ラスタライズ法とレイトレーシング法

gpuppur2006-08-06

レイトレーシング法とラスタライズ法

 コンピュータで3次元空間の一部を2次元の画像で表現する方法には様々な手法がある。
現在の一般的なコンピュータでリアルタイムに3次元図形を2次元に変換して描画するときにはラスタライズ法が使われている。一方で、時間が掛かってでも綺麗な画像が欲しいというときは、レイトレーシング法やその改良が使われている。
 ラスタライズ法は、物体を三角形のみで構成し、その三角形を一つ一つ2次元画像に変換することによって目的の2次元画像を生成する。レイトレーシング法は、視点からそれぞれの画素を通る複数の光線を投げて(キャスト)、その光線がどの図形と交差するか、交差した点からどのように光が反射するかなどを調べ光の経路を計算する。
ラスタライズ法では、三角形を一つずつ処理するため、一つの三角形を処理しているときに他の三角形の情報を参照することができない。一方でレイトレーシング法では、計算時にすべての図形や光源の情報を持っている。そのため、影や反射、屈折のような空間内にある他の図形の情報が必要になる処理はレイトレーシング法が適している。
 ラスタライズ法は比較的高速に処理がしやすく、一般人が購入できる安価な専用ハードウェア(Graphics Processing Unit, 以下GPU)上で複雑な物体をリアルタイムに処理することができる。そのため、3Dを使ったほとんどのコンピュータゲームではラスタライズ法が使われている。現在のところレイトレーシング法をコンピュータゲーム上で使うのに十分な速さで処理することは難しい。そのためには一般の人が簡単には買えないような高価なコンピュータが必要となる。
 GPUの大きな特徴の一つは、三角形の頂点に関する値(頂点の座標、色など)を処理するプロセッサ(Vertex Shader, 以下VS)や画素単位の処理を行うプロセッサ(Pixel Shader, 以下PS)が複数搭載されていることである。VSやPSで行われる処理は並列化できるため、大量の三角形を描画するときでも複数のVSとPSが並列に動作することによって高速に処理される。さらに最近のGPUでは、VSとPSでの処理をプログラミングすることができるため、ある程度自由に処理を制御することができる。

 ラスタライズ法では、得られる画像の画素数が増えても処理時間はあまり増加しないが、レイトレーシング法では、処理時間は画素数に比例する。しかし、ラスタライズ法は画像に描画される三角形の数に比例した処理時間が必要となるが、レイトレーシング法では三角形の数が増えても処理時間はあまり増加しない。ラスタライズ法とレイトレーシング法での、画素数が一定の場合に三角形の数が増えたときの処理時間の増加の様子を右上に示す。
横軸がレンダリングする三角形の数で右にいくほど数は多くなる。縦軸がレンダリングに掛かる時間で上にいくほど時間が長くなる。

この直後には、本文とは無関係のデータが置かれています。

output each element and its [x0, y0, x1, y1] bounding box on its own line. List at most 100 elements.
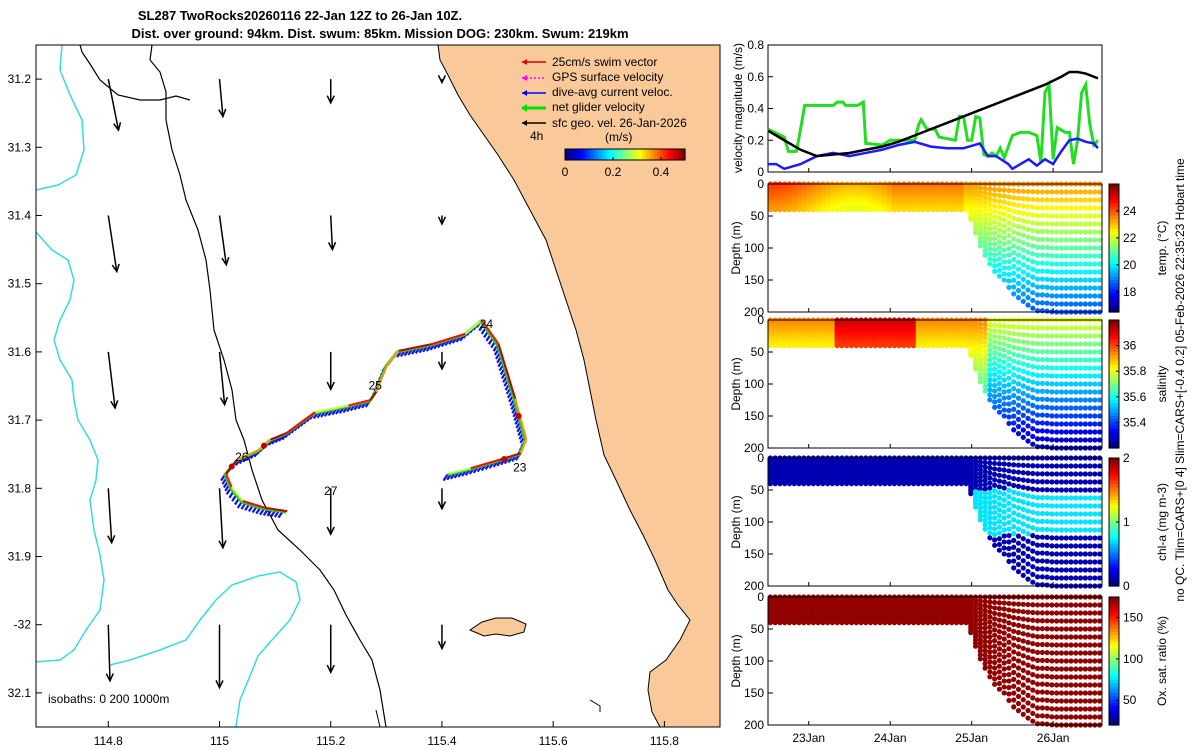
profile-dot	[996, 273, 1003, 279]
profile-dot	[1001, 491, 1007, 497]
profile-dot	[1087, 213, 1093, 219]
profile-dot	[1097, 237, 1103, 243]
profile-dot	[1011, 291, 1017, 297]
speed-segment	[230, 486, 244, 502]
profile-dot	[992, 466, 998, 472]
profile-dot	[1044, 503, 1050, 509]
profile-dot	[829, 620, 836, 626]
profile-dot	[1034, 518, 1041, 524]
profile-dot	[1073, 471, 1079, 477]
profile-dot	[1025, 279, 1031, 285]
profile-dot	[1011, 201, 1017, 208]
section-colorbar-cell	[1109, 286, 1119, 291]
profile-dot	[1063, 527, 1069, 533]
profile-dot	[996, 547, 1003, 553]
profile-dot	[996, 215, 1003, 222]
profile-dot	[1030, 340, 1036, 346]
section-colorbar-cell	[1109, 400, 1119, 404]
profile-dot	[996, 541, 1003, 548]
profile-dot	[953, 207, 960, 213]
profile-dot	[1044, 412, 1050, 418]
profile-dot	[815, 620, 821, 626]
profile-dot	[1020, 484, 1026, 490]
section-colorbar-cell	[1109, 358, 1119, 363]
profile-dot	[1020, 218, 1026, 224]
profile-dot	[996, 221, 1003, 227]
profile-dot	[1044, 341, 1050, 347]
section-y-tick-label: 50	[751, 483, 765, 497]
profile-dot	[1025, 408, 1031, 414]
profile-dot	[1025, 561, 1031, 567]
profile-dot	[992, 537, 998, 543]
profile-dot	[1006, 461, 1012, 468]
profile-dot	[1087, 479, 1093, 485]
profile-dot	[982, 388, 988, 394]
profile-dot	[1077, 341, 1084, 347]
profile-dot	[782, 207, 788, 213]
profile-dot	[1044, 534, 1050, 541]
profile-dot	[982, 486, 988, 492]
profile-dot	[1049, 527, 1055, 533]
profile-dot	[1006, 513, 1012, 519]
speed-segment	[264, 506, 288, 513]
swim-vector-dot	[261, 442, 267, 449]
profile-dot	[996, 507, 1003, 513]
profile-dot	[987, 614, 993, 620]
profile-dot	[1001, 485, 1007, 491]
profile-dot	[1020, 492, 1026, 498]
profile-dot	[1006, 239, 1012, 245]
section-colorbar-cell	[1109, 299, 1119, 303]
profile-dot	[1044, 404, 1050, 410]
profile-dot	[1044, 197, 1050, 203]
profile-dot	[820, 343, 826, 349]
profile-dot	[1092, 405, 1098, 411]
profile-dot	[1087, 341, 1093, 347]
profile-dot	[1044, 558, 1050, 564]
profile-dot	[1077, 519, 1084, 525]
profile-dot	[992, 616, 998, 622]
profile-dot	[1092, 495, 1098, 501]
profile-dot	[1097, 333, 1103, 339]
profile-dot	[1082, 293, 1088, 299]
profile-dot	[977, 356, 983, 362]
isobath-200	[79, 45, 191, 101]
profile-dot	[1049, 269, 1055, 275]
profile-dot	[982, 526, 988, 532]
profile-dot	[982, 647, 988, 654]
profile-dot	[1087, 471, 1093, 477]
profile-dot	[992, 482, 998, 488]
profile-dot	[1020, 412, 1026, 418]
profile-dot	[834, 620, 840, 626]
profile-dot	[1063, 253, 1069, 259]
profile-dot	[953, 620, 960, 626]
profile-dot	[1087, 373, 1093, 379]
profile-dot	[1077, 197, 1084, 203]
profile-dot	[1068, 471, 1074, 477]
profile-dot	[1039, 479, 1045, 485]
profile-dot	[1034, 582, 1041, 588]
profile-dot	[1077, 261, 1084, 267]
profile-dot	[1006, 271, 1012, 278]
colorbar-cell	[681, 149, 684, 160]
profile-dot	[987, 211, 993, 217]
profile-dot	[1011, 475, 1017, 482]
profile-dot	[1054, 487, 1060, 493]
profile-dot	[996, 495, 1003, 501]
profile-dot	[1030, 235, 1036, 241]
profile-dot	[1097, 325, 1103, 331]
profile-dot	[1054, 437, 1060, 443]
profile-dot	[1087, 237, 1093, 243]
profile-dot	[1049, 253, 1055, 259]
profile-dot	[1054, 229, 1060, 235]
profile-dot	[1044, 221, 1050, 227]
profile-dot	[1015, 402, 1022, 408]
profile-dot	[996, 686, 1003, 692]
profile-dot	[1011, 427, 1017, 433]
profile-dot	[1058, 293, 1065, 299]
profile-dot	[1049, 293, 1055, 299]
profile-dot	[1001, 648, 1007, 654]
section-colorbar-cell	[1109, 339, 1119, 343]
profile-dot	[1087, 397, 1093, 403]
profile-dot	[1049, 413, 1055, 419]
profile-dot	[1025, 241, 1031, 248]
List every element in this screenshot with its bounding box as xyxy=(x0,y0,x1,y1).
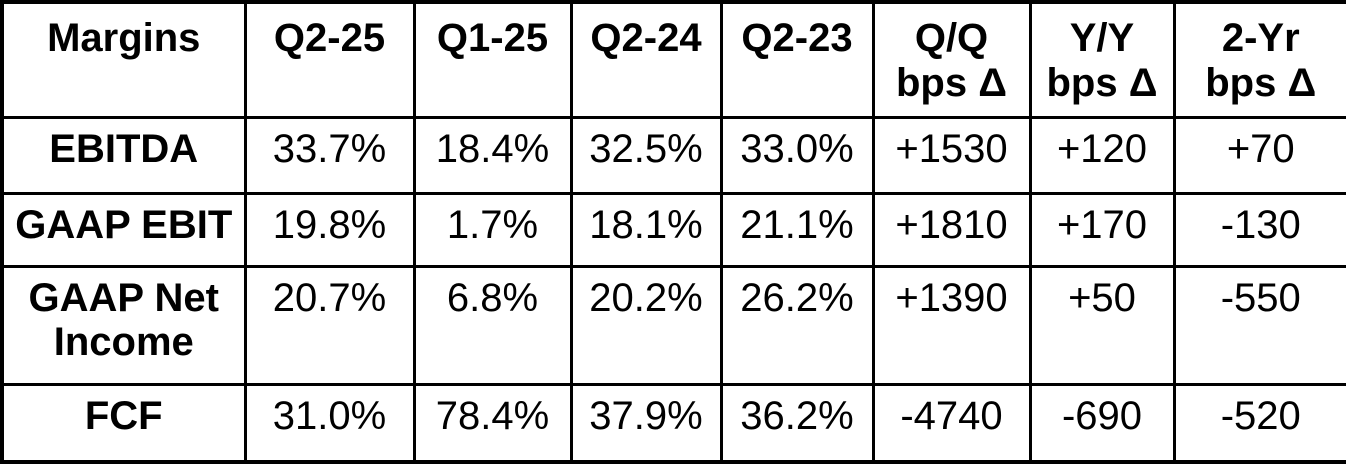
data-cell: +1810 xyxy=(871,191,1032,268)
data-cell: 26.2% xyxy=(719,264,875,386)
table-row-gaap-net-income: GAAP Net Income 20.7% 6.8% 20.2% 26.2% +… xyxy=(0,264,1346,386)
data-cell: 33.7% xyxy=(243,115,416,195)
data-cell: 18.4% xyxy=(412,115,573,195)
header-cell-q2-25: Q2-25 xyxy=(243,0,416,119)
header-cell-margins: Margins xyxy=(0,0,247,119)
row-label-gaap-net-income: GAAP Net Income xyxy=(0,264,247,386)
data-cell: -690 xyxy=(1028,382,1176,464)
header-cell-qq-bps: Q/Q bps Δ xyxy=(871,0,1032,119)
data-cell: 19.8% xyxy=(243,191,416,268)
row-label-ebitda: EBITDA xyxy=(0,115,247,195)
header-row: Margins Q2-25 Q1-25 Q2-24 Q2-23 Q/Q bps … xyxy=(0,0,1346,119)
data-cell: -550 xyxy=(1172,264,1346,386)
data-cell: 31.0% xyxy=(243,382,416,464)
header-cell-q1-25: Q1-25 xyxy=(412,0,573,119)
header-cell-q2-23: Q2-23 xyxy=(719,0,875,119)
data-cell: +70 xyxy=(1172,115,1346,195)
table-row-gaap-ebit: GAAP EBIT 19.8% 1.7% 18.1% 21.1% +1810 +… xyxy=(0,191,1346,268)
row-label-gaap-ebit: GAAP EBIT xyxy=(0,191,247,268)
data-cell: 20.2% xyxy=(569,264,723,386)
data-cell: 21.1% xyxy=(719,191,875,268)
data-cell: 37.9% xyxy=(569,382,723,464)
table-row-ebitda: EBITDA 33.7% 18.4% 32.5% 33.0% +1530 +12… xyxy=(0,115,1346,195)
data-cell: 1.7% xyxy=(412,191,573,268)
data-cell: +1390 xyxy=(871,264,1032,386)
data-cell: 18.1% xyxy=(569,191,723,268)
data-cell: 33.0% xyxy=(719,115,875,195)
data-cell: +50 xyxy=(1028,264,1176,386)
header-cell-yy-bps: Y/Y bps Δ xyxy=(1028,0,1176,119)
data-cell: 36.2% xyxy=(719,382,875,464)
data-cell: -130 xyxy=(1172,191,1346,268)
data-cell: 6.8% xyxy=(412,264,573,386)
data-cell: -4740 xyxy=(871,382,1032,464)
data-cell: +1530 xyxy=(871,115,1032,195)
data-cell: 32.5% xyxy=(569,115,723,195)
header-cell-2yr-bps: 2-Yr bps Δ xyxy=(1172,0,1346,119)
data-cell: -520 xyxy=(1172,382,1346,464)
data-cell: +170 xyxy=(1028,191,1176,268)
data-cell: 78.4% xyxy=(412,382,573,464)
table-row-fcf: FCF 31.0% 78.4% 37.9% 36.2% -4740 -690 -… xyxy=(0,382,1346,464)
row-label-fcf: FCF xyxy=(0,382,247,464)
data-cell: +120 xyxy=(1028,115,1176,195)
header-cell-q2-24: Q2-24 xyxy=(569,0,723,119)
data-cell: 20.7% xyxy=(243,264,416,386)
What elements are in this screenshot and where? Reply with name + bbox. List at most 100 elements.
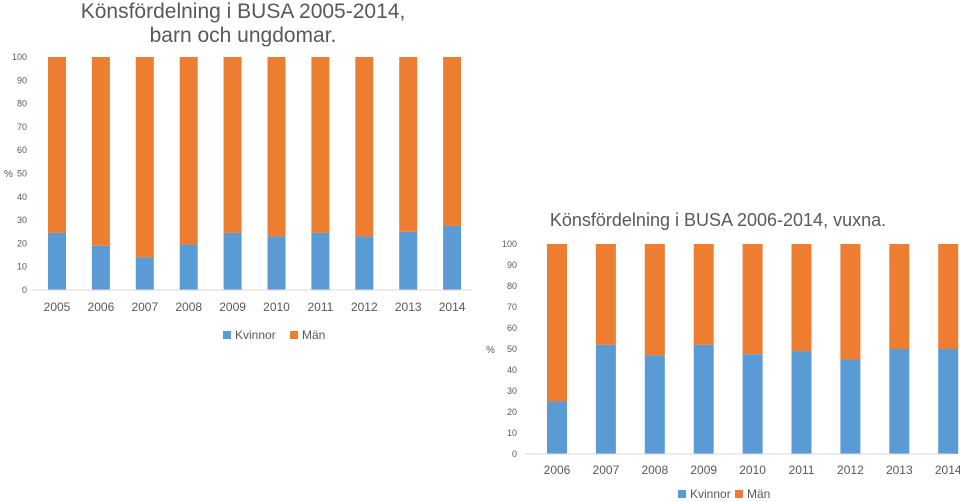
chart1-y-tick-label: 50 [17, 169, 27, 179]
chart1-bar-man-2011 [311, 57, 330, 233]
chart2-x-tick-label: 2009 [690, 463, 717, 477]
chart2-bar-man-2008 [644, 244, 665, 356]
chart2-x-ticks: 2006 2007 2008 2009 2010 2011 2012 2013 2014 [544, 463, 960, 477]
chart2-bar-man-2006 [547, 244, 567, 402]
chart1-legend-label-man: Män [302, 328, 325, 342]
chart1-x-tick-label: 2013 [395, 300, 422, 314]
chart2-y-tick-label: 20 [507, 407, 517, 417]
chart2-x-tick-label: 2007 [593, 463, 620, 477]
chart1-bar-kvinnor-2013 [399, 231, 418, 290]
chart2-y-tick-label: 40 [507, 365, 517, 375]
chart2-bar-kvinnor-2008 [644, 355, 665, 454]
chart1-legend: Kvinnor Män [223, 328, 325, 342]
chart-adults: Könsfördelning i BUSA 2006-2014, vuxna. … [486, 210, 960, 501]
chart2-bar-man-2007 [595, 244, 616, 345]
chart2-bar-man-2009 [693, 244, 714, 345]
chart2-bar-kvinnor-2009 [693, 344, 714, 454]
chart1-bar-man-2008 [179, 57, 198, 245]
chart2-x-tick-label: 2012 [837, 463, 864, 477]
chart1-y-tick-label: 10 [17, 262, 27, 272]
chart1-bar-kvinnor-2014 [443, 225, 462, 290]
chart1-bar-kvinnor-2006 [91, 245, 110, 290]
chart1-bar-kvinnor-2009 [223, 232, 242, 290]
chart2-bar-kvinnor-2013 [889, 349, 910, 454]
chart2-y-tick-label: 90 [507, 260, 517, 270]
chart2-x-tick-label: 2008 [641, 463, 668, 477]
chart1-x-tick-label: 2008 [175, 300, 202, 314]
chart1-bar-man-2009 [223, 57, 242, 233]
chart1-y-tick-label: 0 [22, 285, 27, 295]
chart2-bar-man-2010 [742, 244, 763, 355]
chart2-x-tick-label: 2014 [935, 463, 960, 477]
chart1-y-ticks: 0 10 20 30 40 50 60 70 80 90 100 [12, 52, 27, 295]
chart1-legend-label-kvinnor: Kvinnor [235, 328, 276, 342]
chart2-bar-kvinnor-2012 [840, 359, 861, 454]
chart1-y-tick-label: 100 [12, 52, 27, 62]
chart2-bar-kvinnor-2011 [791, 351, 812, 454]
chart2-x-tick-label: 2010 [739, 463, 766, 477]
chart1-y-tick-label: 40 [17, 192, 27, 202]
chart1-bar-man-2007 [135, 57, 154, 258]
chart2-y-tick-label: 30 [507, 386, 517, 396]
chart2-bar-kvinnor-2006 [547, 401, 567, 454]
chart2-title: Könsfördelning i BUSA 2006-2014, vuxna. [550, 210, 886, 230]
chart1-y-tick-label: 80 [17, 99, 27, 109]
chart1-bar-man-2013 [399, 57, 418, 232]
chart2-bars [547, 244, 959, 454]
chart1-y-tick-label: 60 [17, 145, 27, 155]
chart1-legend-swatch-kvinnor [223, 331, 231, 339]
chart1-y-tick-label: 90 [17, 75, 27, 85]
chart1-x-tick-label: 2012 [351, 300, 378, 314]
chart1-title: Könsfördelning i BUSA 2005-2014, [81, 0, 406, 23]
chart1-y-axis-label: % [4, 169, 13, 180]
chart2-legend-swatch-man [735, 490, 743, 498]
chart1-y-tick-label: 30 [17, 215, 27, 225]
chart1-bar-man-2006 [91, 57, 110, 246]
chart1-y-tick-label: 20 [17, 238, 27, 248]
chart2-legend-label-kvinnor: Kvinnor [690, 487, 731, 501]
chart1-x-tick-label: 2010 [263, 300, 290, 314]
chart2-legend-swatch-kvinnor [678, 490, 686, 498]
chart1-title-line2: barn och ungdomar. [150, 24, 337, 47]
chart2-y-tick-label: 0 [512, 449, 517, 459]
chart2-y-tick-label: 10 [507, 428, 517, 438]
chart1-bar-man-2012 [355, 57, 374, 237]
chart1-bar-kvinnor-2007 [135, 257, 154, 290]
chart1-bar-kvinnor-2010 [267, 236, 286, 290]
chart2-bar-kvinnor-2014 [938, 349, 959, 454]
chart1-x-tick-label: 2011 [307, 300, 333, 314]
chart2-bar-kvinnor-2010 [742, 354, 763, 454]
chart1-bar-kvinnor-2008 [179, 244, 198, 290]
chart1-bars [48, 57, 462, 290]
chart1-x-ticks: 2005 2006 2007 2008 2009 2010 2011 2012 2013 2014 [44, 300, 466, 314]
chart2-x-tick-label: 2006 [544, 463, 571, 477]
chart1-bar-kvinnor-2011 [311, 232, 330, 290]
chart1-x-tick-label: 2014 [439, 300, 466, 314]
chart2-bar-man-2012 [840, 244, 861, 360]
chart-children-youth: Könsfördelning i BUSA 2005-2014, barn oc… [4, 0, 471, 342]
chart2-x-tick-label: 2011 [789, 463, 815, 477]
chart1-y-tick-label: 70 [17, 122, 27, 132]
chart2-y-tick-label: 100 [502, 239, 517, 249]
chart2-y-axis-label: % [486, 345, 495, 356]
chart2-y-ticks: 0 10 20 30 40 50 60 70 80 90 100 [502, 239, 517, 459]
chart2-y-tick-label: 50 [507, 344, 517, 354]
chart2-x-tick-label: 2013 [886, 463, 913, 477]
chart1-x-tick-label: 2005 [44, 300, 71, 314]
chart2-y-tick-label: 70 [507, 302, 517, 312]
chart2-y-tick-label: 60 [507, 323, 517, 333]
chart2-bar-man-2011 [791, 244, 812, 352]
chart1-bar-man-2014 [443, 57, 462, 226]
chart1-bar-man-2005 [48, 57, 66, 233]
chart2-y-tick-label: 80 [507, 281, 517, 291]
chart2-legend: Kvinnor Män [678, 487, 770, 501]
chart1-bar-kvinnor-2012 [355, 236, 374, 290]
chart2-legend-label-man: Män [747, 487, 770, 501]
chart2-bar-kvinnor-2007 [595, 344, 616, 454]
chart1-bar-man-2010 [267, 57, 286, 237]
chart2-bar-man-2013 [889, 244, 910, 349]
chart1-x-tick-label: 2009 [219, 300, 246, 314]
chart1-legend-swatch-man [290, 331, 298, 339]
chart1-x-tick-label: 2007 [131, 300, 158, 314]
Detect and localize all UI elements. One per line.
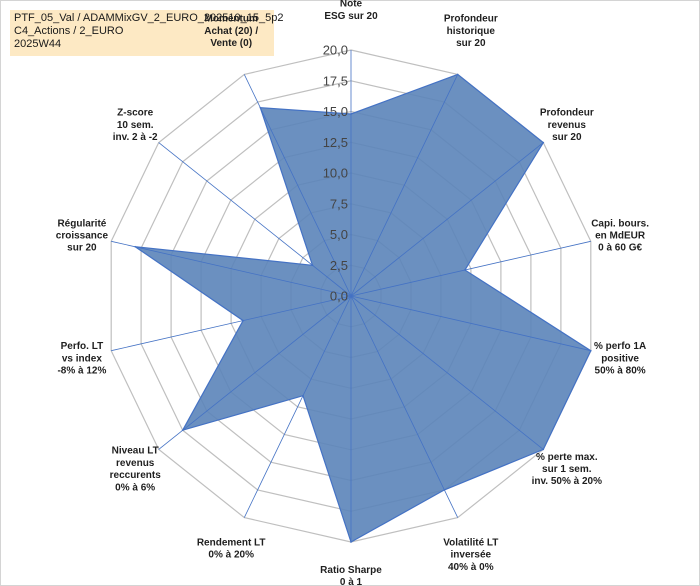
axis-label: % perfo 1A positive 50% à 80% bbox=[594, 341, 646, 376]
axis-spoke bbox=[158, 295, 352, 450]
tick-label: 20,0 bbox=[323, 43, 348, 58]
label-layer: Note ESG sur 20 Profondeur historique sur 20… bbox=[56, 0, 649, 586]
header-week: 2025W44 bbox=[14, 38, 62, 50]
header-category: C4_Actions / 2_EURO bbox=[14, 25, 124, 37]
axis-spoke bbox=[350, 74, 459, 297]
axis-spoke bbox=[111, 240, 352, 297]
axis-label: Note ESG sur 20 bbox=[324, 0, 378, 22]
axis-spoke bbox=[243, 295, 352, 518]
axis-spoke bbox=[350, 142, 544, 297]
axis-label: % perte max. sur 1 sem. inv. 50% à 20% bbox=[532, 452, 603, 487]
axis-label: Capi. bours. en MdEUR 0 à 60 G€ bbox=[591, 218, 649, 253]
tick-label: 7,5 bbox=[330, 196, 348, 211]
tick-label: 10,0 bbox=[323, 166, 348, 181]
tick-label: 15,0 bbox=[323, 104, 348, 119]
tick-label: 17,5 bbox=[323, 73, 348, 88]
header-portfolio: PTF_05_Val / ADAMMixGV_2_EURO_202510_15_… bbox=[14, 12, 284, 24]
axis-spoke bbox=[350, 295, 459, 518]
tick-label: 5,0 bbox=[330, 227, 348, 242]
tick-label: 0,0 bbox=[330, 289, 348, 304]
spoke-layer bbox=[111, 50, 591, 542]
axis-label: Niveau LT revenus reccurents 0% à 6% bbox=[110, 446, 162, 494]
axis-spoke bbox=[111, 295, 352, 352]
axis-label: Ratio Sharpe 0 à 1 bbox=[320, 565, 382, 586]
axis-spoke bbox=[158, 142, 352, 297]
series-layer bbox=[134, 73, 592, 543]
axis-spoke bbox=[350, 295, 544, 450]
axis-label: Momentum Achat (20) / Vente (0) bbox=[204, 14, 258, 49]
axis-spoke bbox=[350, 240, 591, 297]
tick-label: 2,5 bbox=[330, 258, 348, 273]
axis-label: Volatilité LT inversée 40% à 0% bbox=[443, 538, 498, 573]
axis-label: Perfo. LT vs index -8% à 12% bbox=[57, 341, 106, 376]
chart-header: PTF_05_Val / ADAMMixGV_2_EURO_202510_15_… bbox=[10, 10, 284, 56]
tick-layer: 0,0 2,5 5,0 7,5 10,0 12,5 15,0 17,5 20,0 bbox=[323, 43, 348, 304]
axis-label: Régularité croissance sur 20 bbox=[56, 218, 109, 253]
axis-spoke bbox=[350, 295, 591, 352]
tick-label: 12,5 bbox=[323, 135, 348, 150]
axis-label: Profondeur revenus sur 20 bbox=[540, 108, 594, 143]
axis-label: Z-score 10 sem. inv. 2 à -2 bbox=[113, 108, 158, 143]
axis-label: Rendement LT 0% à 20% bbox=[197, 538, 266, 561]
axis-spoke bbox=[243, 74, 352, 297]
axis-label: Profondeur historique sur 20 bbox=[444, 14, 498, 49]
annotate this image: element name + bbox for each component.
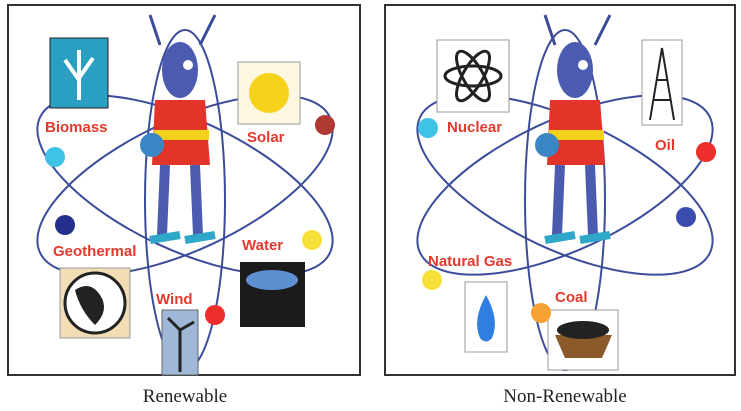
label: Geothermal [53, 243, 136, 260]
caption: Non-Renewable [503, 386, 626, 407]
nuclear-icon [437, 40, 509, 112]
label: Nuclear [447, 119, 502, 136]
label: Wind [156, 291, 193, 308]
caption: Renewable [143, 386, 227, 407]
label: Biomass [45, 119, 108, 136]
non-renewable-panel: Nuclear Oil Natural Gas Coal Non-Renewab… [385, 5, 737, 407]
label: Solar [247, 129, 285, 146]
label: Natural Gas [428, 253, 512, 270]
label: Coal [555, 289, 588, 306]
renewable-panel: Biomass Solar Geothermal Water Wind Rene… [8, 5, 360, 407]
energy-diagram: Biomass Solar Geothermal Water Wind Rene… [0, 0, 741, 411]
label: Water [242, 237, 283, 254]
label: Oil [655, 137, 675, 154]
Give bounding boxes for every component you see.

このことから、画素数があまり多くないが、 かなり複雑な3D形状を描画したいとき、レイトレーシング法のほうが高速に計算できると言える。また、三角形の数や画素数を考慮して、ラスタライズ法とレイトレーシング法を切り替えることができれば、三角形の数が激しく増減する場合でも常に高速に描画することができると考えられる。